Host: Oh prosciutto.

Crystal Vila, RD, CNSC, CLT: Yeah.

Host: Oh, I'm sad. Okay. All right. Got it though. So are antioxidant supplements safe?

Crystal Vila, RD, CNSC, CLT: I would not recommend adding any antioxidants when starting treatments unless discussed with an oncologist and a dietician as there is potential for tumor protection and reducing the effectiveness of the current treatment.

Host: And what resources does Memorial Care Orange Coast Medical Center provide to patients about specific cancer nutrition interventions.

Crystal Vila, RD, CNSC, CLT: Since symptoms really vary from person to person and may include such a combination of other medical conditions as well; it is highly recommended for somebody to meet with the dietician for individualized nutrition interventions, and evidence-based recommendations to meet their specific nutrition and health goals. Also if somebody wants to ask about current trends and topics and cancer specific questions, or do you know, just something they heard about; at Orange Coast Medical Center, we have a nutrition outpatient service. They are one hour initial visits with the dietitian and 30 minute followup sessions.

If interested, they can call 714-378-7650 for more information.

Host: Wonderful. Well, thank you so much, Crystal, for your time and expertise today. Is there anything you'd like to add before?

Crystal Vila, RD, CNSC, CLT: No I, I would just really want to emphasize anybody to really reach out for these services that they could really help and bring family members along for extra support to meet their needs.

Host: That's a really good idea because you do need a support system. There's so much information coming at you that it's great to have a team to at least figure out, Hey, we need more color in our food today. Thanks again. We really enjoyed having you on the show Crystal.

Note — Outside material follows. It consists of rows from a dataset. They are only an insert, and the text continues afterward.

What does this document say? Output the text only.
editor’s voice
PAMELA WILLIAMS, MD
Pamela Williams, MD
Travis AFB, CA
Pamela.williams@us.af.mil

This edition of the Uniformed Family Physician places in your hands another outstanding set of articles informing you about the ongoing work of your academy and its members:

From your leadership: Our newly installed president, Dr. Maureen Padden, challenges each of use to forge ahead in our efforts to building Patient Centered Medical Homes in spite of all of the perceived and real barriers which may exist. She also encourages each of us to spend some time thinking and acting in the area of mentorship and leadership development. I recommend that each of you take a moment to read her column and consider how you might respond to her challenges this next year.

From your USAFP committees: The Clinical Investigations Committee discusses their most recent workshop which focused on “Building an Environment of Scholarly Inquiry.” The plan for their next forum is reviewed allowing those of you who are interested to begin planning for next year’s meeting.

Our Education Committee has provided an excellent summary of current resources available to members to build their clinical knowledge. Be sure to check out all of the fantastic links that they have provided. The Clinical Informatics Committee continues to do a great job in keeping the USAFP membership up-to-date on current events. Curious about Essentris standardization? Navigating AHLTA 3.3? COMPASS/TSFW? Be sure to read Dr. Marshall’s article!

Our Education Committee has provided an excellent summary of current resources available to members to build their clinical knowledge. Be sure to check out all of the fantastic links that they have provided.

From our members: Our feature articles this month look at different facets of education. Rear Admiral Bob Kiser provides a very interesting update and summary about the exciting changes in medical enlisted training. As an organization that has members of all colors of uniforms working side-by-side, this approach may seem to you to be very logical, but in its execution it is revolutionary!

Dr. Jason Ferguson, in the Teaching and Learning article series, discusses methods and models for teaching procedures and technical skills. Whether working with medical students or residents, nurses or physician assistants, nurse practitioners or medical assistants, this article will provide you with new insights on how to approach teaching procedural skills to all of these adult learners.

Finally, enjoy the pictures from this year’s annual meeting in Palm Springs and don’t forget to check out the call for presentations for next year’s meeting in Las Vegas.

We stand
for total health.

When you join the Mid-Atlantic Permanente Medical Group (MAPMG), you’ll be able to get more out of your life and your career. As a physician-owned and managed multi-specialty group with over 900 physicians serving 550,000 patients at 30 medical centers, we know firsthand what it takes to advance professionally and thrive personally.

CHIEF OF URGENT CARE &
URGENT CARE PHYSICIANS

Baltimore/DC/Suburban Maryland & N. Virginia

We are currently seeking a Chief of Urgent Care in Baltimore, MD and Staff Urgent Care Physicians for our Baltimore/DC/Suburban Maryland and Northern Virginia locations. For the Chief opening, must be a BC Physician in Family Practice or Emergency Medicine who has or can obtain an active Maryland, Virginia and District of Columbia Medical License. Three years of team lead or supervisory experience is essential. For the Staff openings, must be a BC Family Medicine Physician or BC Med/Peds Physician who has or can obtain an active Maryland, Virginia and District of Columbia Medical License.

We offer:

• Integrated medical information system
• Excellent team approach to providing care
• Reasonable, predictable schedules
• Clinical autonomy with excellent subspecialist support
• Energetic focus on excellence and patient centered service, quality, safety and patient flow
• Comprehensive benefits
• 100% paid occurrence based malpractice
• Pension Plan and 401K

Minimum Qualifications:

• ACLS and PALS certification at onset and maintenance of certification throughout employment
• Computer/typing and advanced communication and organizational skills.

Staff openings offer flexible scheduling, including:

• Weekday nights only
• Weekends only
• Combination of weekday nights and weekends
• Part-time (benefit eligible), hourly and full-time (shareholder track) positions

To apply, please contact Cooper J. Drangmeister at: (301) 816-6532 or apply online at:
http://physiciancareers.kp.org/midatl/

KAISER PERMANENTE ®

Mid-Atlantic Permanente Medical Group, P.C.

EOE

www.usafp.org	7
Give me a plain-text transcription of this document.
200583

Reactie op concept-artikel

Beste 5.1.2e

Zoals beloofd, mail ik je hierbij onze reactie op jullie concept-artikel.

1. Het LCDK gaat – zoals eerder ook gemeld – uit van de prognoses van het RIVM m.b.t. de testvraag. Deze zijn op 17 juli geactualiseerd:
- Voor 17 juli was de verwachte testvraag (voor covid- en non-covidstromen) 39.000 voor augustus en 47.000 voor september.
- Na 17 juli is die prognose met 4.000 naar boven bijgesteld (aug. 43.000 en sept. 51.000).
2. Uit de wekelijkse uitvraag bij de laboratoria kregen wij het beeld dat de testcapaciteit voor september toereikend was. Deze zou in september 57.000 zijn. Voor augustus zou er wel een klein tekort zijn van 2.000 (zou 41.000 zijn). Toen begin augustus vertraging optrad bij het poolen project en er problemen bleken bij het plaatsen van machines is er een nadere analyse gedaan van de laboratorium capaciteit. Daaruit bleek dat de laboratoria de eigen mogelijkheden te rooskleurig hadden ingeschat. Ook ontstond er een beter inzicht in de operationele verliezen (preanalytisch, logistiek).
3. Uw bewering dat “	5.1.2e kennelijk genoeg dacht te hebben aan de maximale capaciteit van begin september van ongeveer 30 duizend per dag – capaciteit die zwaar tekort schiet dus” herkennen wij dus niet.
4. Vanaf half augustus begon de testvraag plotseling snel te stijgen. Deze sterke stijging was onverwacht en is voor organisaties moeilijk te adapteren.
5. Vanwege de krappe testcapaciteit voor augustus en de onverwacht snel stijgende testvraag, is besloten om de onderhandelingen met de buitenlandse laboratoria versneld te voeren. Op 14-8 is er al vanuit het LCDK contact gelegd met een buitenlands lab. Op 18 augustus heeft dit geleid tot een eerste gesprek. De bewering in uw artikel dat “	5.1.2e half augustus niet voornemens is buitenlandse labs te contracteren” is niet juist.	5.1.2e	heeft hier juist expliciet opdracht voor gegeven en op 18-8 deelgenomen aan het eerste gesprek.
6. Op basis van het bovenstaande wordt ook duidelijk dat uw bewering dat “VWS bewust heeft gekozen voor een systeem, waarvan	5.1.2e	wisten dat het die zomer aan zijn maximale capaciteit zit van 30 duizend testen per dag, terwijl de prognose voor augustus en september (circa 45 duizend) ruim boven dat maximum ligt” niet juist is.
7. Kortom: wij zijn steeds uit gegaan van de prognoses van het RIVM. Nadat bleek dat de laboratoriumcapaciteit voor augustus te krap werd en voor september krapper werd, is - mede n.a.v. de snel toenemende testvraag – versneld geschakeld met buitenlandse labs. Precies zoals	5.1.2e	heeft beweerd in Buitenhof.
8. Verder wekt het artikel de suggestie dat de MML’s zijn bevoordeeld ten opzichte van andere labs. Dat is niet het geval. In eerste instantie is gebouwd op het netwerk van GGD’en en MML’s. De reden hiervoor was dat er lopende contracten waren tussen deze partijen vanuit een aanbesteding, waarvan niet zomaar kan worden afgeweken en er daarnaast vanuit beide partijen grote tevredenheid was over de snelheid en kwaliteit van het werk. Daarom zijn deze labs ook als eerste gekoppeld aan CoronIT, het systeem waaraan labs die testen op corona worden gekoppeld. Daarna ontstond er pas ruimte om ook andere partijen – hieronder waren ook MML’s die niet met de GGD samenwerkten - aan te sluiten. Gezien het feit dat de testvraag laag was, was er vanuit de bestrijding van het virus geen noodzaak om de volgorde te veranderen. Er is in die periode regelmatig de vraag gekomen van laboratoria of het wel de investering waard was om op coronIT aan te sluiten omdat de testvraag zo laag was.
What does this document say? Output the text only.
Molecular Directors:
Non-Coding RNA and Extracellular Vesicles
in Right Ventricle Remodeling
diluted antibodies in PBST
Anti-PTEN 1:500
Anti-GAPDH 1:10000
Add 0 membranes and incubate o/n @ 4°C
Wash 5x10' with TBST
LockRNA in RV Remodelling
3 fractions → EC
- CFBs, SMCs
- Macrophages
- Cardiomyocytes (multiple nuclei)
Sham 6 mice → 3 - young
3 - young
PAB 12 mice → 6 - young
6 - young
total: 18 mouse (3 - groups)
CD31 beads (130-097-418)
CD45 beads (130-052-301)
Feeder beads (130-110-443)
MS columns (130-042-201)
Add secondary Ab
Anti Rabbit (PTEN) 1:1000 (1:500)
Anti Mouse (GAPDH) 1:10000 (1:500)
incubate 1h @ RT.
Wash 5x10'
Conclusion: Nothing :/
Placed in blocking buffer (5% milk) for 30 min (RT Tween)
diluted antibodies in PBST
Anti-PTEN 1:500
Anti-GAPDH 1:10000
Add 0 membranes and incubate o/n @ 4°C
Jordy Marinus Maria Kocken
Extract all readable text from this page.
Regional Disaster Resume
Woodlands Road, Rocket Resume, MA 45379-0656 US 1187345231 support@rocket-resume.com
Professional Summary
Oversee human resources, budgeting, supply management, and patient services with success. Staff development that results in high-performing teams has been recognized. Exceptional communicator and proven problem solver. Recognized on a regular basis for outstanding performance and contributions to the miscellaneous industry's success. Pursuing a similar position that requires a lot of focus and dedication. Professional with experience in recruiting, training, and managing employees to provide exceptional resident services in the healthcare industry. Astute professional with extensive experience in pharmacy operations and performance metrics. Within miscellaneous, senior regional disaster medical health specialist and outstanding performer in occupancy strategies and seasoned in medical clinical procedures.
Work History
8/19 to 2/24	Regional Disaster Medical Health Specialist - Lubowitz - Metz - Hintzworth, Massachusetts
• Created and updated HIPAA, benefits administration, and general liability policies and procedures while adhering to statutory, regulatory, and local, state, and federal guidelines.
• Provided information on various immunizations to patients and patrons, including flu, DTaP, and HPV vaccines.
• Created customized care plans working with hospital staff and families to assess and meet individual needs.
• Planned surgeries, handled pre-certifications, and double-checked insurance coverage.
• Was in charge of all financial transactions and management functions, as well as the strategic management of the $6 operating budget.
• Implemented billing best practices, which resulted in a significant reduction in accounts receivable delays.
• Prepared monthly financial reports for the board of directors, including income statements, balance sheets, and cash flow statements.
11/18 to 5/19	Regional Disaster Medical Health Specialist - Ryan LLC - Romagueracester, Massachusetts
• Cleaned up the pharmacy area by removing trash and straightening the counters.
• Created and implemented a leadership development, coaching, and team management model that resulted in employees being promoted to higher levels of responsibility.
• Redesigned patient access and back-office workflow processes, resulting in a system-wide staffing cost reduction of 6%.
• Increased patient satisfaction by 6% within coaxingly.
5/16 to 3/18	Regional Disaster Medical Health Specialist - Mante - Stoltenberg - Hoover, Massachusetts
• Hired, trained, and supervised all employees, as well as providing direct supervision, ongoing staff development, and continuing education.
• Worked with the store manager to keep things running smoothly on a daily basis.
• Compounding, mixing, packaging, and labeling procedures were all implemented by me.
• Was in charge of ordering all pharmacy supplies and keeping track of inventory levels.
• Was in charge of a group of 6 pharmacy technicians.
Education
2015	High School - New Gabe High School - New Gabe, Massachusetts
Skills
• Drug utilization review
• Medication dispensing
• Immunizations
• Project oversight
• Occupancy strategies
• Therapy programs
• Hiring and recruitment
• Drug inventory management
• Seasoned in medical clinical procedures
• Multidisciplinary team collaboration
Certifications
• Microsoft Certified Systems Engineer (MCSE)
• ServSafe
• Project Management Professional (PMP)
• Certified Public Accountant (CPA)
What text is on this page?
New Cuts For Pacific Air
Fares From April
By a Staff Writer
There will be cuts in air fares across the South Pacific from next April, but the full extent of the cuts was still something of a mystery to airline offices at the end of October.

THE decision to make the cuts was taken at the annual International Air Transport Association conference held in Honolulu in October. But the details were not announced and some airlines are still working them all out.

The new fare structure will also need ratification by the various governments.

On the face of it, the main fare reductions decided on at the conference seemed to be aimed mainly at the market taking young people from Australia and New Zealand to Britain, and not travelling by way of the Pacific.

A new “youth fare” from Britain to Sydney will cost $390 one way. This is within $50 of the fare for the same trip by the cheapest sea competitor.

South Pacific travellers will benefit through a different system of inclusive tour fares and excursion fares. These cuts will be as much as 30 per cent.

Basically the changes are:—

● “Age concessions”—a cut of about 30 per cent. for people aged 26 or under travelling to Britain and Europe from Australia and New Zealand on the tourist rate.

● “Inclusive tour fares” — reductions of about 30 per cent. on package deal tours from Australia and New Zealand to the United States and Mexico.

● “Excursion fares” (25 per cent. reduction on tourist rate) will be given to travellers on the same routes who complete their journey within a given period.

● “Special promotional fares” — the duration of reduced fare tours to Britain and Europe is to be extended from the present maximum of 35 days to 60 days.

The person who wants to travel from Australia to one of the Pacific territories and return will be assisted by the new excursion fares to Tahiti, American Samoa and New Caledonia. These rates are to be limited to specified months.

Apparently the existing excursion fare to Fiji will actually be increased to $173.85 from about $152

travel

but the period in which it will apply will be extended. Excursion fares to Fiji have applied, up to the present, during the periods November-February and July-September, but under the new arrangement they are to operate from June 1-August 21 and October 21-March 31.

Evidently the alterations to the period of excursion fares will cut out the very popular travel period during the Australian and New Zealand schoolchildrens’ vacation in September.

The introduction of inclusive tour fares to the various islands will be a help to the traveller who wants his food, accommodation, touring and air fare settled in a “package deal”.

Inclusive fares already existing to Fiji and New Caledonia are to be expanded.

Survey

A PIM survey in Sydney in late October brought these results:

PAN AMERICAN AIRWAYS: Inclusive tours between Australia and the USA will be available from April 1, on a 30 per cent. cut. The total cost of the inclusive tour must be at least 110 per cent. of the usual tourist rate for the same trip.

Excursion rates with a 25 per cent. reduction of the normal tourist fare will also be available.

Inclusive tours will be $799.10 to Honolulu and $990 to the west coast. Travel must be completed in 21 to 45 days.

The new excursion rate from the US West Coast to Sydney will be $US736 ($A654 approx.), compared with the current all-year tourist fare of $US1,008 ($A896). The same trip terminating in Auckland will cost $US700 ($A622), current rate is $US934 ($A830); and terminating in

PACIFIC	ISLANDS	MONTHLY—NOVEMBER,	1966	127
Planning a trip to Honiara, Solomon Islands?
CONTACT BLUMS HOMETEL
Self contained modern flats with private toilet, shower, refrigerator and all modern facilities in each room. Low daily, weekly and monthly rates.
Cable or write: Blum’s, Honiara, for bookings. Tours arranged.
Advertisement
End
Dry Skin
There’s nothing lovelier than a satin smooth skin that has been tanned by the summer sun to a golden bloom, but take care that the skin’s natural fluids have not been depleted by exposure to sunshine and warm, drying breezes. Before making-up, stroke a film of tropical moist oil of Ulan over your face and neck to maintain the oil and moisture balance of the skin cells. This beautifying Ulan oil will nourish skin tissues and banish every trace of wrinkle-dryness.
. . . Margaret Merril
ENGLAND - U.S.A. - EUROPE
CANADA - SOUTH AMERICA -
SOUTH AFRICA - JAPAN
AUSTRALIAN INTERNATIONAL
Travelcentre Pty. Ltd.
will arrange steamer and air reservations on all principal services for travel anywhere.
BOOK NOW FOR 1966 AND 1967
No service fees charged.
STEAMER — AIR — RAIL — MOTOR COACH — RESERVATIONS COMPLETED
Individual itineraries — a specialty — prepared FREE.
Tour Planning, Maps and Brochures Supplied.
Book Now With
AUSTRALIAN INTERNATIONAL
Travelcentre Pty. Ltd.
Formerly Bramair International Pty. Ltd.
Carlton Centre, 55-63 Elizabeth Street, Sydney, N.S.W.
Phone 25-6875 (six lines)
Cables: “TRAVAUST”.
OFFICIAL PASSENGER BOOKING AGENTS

Crystal Vila, RD, CNSC, CLT: Thank you.

Host: For more information about nutrition during cancer treatment, please call 714-378-7650.

To listen to any of our informative health podcasts, please visit

That's all for this time. I'm Deborah Howell. Have yourself a terrific day.

Clinical Nutrition Supervisor, Crystal Vila RD, CNSC, CLT discusses the importance of nutrition during cancer treatment, what patients may experience, nutritional recommendations and resources available about specific cancer nutrition interventions.

Crystal Vila RD, CNSC, CLT has been a registered dietitian for 11 years and received a bachelor’s degree in nutrition and food science at California State University, San Bernardino. She specializes in critical care, food sensitivities and functional nutrition. Crystal has worked at Orange Coast Medical Center for six years and is a cancer survivor, going on three years cancer-free. In her free time, she enjoys high intensity workouts, painting, reading and just started learning how to play the harp.